An early proposal to use "yyyy-MM-dd HH: mm: ss" is fine, although I think Excel has a much more accurate time resolution than that. I find this post pretty believable (follow the thread and you will see a lot of arithmetic and experimenting with Excel), and if that is correct, there will be milliseconds. You can simply attack the decimal places at the end, that is, "yyyy-mm-dd hh: mm: ss.000".
You should be aware that Excel may not necessarily format the data (without human intervention) so that you can see all this accuracy. On my computer at work, when I set up CSV with the data "yyyy-mm-dd hh: mm: ss.000" (manually using Notepad), I get "mm: ss.0" in the cell and "m / d / yyyy hh: mm: ss AM / PM "in the formula bar.

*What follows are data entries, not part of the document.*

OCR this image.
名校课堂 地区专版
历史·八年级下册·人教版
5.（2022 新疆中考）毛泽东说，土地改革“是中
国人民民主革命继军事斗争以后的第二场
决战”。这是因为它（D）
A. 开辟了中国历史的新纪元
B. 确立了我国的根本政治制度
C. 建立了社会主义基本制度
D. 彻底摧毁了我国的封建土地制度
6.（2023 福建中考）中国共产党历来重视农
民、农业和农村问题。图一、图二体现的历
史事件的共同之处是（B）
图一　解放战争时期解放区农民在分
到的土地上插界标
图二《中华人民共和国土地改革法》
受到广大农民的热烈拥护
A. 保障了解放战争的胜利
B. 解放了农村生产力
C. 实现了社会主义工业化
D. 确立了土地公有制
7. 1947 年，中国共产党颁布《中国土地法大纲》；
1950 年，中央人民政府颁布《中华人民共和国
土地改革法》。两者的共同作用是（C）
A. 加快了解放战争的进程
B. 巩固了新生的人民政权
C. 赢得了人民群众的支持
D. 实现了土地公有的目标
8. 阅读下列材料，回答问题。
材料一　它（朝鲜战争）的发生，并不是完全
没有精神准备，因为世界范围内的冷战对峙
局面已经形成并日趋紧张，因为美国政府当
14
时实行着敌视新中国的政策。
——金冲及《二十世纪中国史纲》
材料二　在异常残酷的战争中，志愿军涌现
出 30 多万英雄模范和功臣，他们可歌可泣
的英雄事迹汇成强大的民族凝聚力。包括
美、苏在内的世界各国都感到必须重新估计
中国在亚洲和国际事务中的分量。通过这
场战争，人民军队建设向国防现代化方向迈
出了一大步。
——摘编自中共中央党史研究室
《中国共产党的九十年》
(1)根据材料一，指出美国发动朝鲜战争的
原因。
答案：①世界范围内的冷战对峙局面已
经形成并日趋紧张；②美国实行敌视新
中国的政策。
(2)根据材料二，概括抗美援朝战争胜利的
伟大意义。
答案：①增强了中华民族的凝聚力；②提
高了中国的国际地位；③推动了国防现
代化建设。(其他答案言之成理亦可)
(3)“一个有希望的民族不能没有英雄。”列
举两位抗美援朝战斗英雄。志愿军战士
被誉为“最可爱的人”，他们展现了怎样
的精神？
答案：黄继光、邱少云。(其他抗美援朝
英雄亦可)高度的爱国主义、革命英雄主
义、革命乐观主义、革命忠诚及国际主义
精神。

To obtain the maximum information [1] transmitted in the cells without human intervention, you can divide your timestamp into a part of the date and a time part with the time part of only the second. It seems to me that Excel wants to give you no more than three visible "levels" (where fractions of a second is their own level) in any given cell, and you want seven: years, months, days, hours, minutes, seconds, and fractions of a second.
Or, if you don’t need a timestamp for human reading, but want it to be as accurate as possible, you may prefer to just keep a large number (internally, Excel uses only the number of days, including fractional days, starting from the date of the “era” )
[1] That is, numerical information. If you want to see as much information as possible, but don’t care about performing calculations with it, you can compose some format that Excel will definitely analyze as a string and thus be left alone; e.g. "Yyyymmdd.hhmmss.000".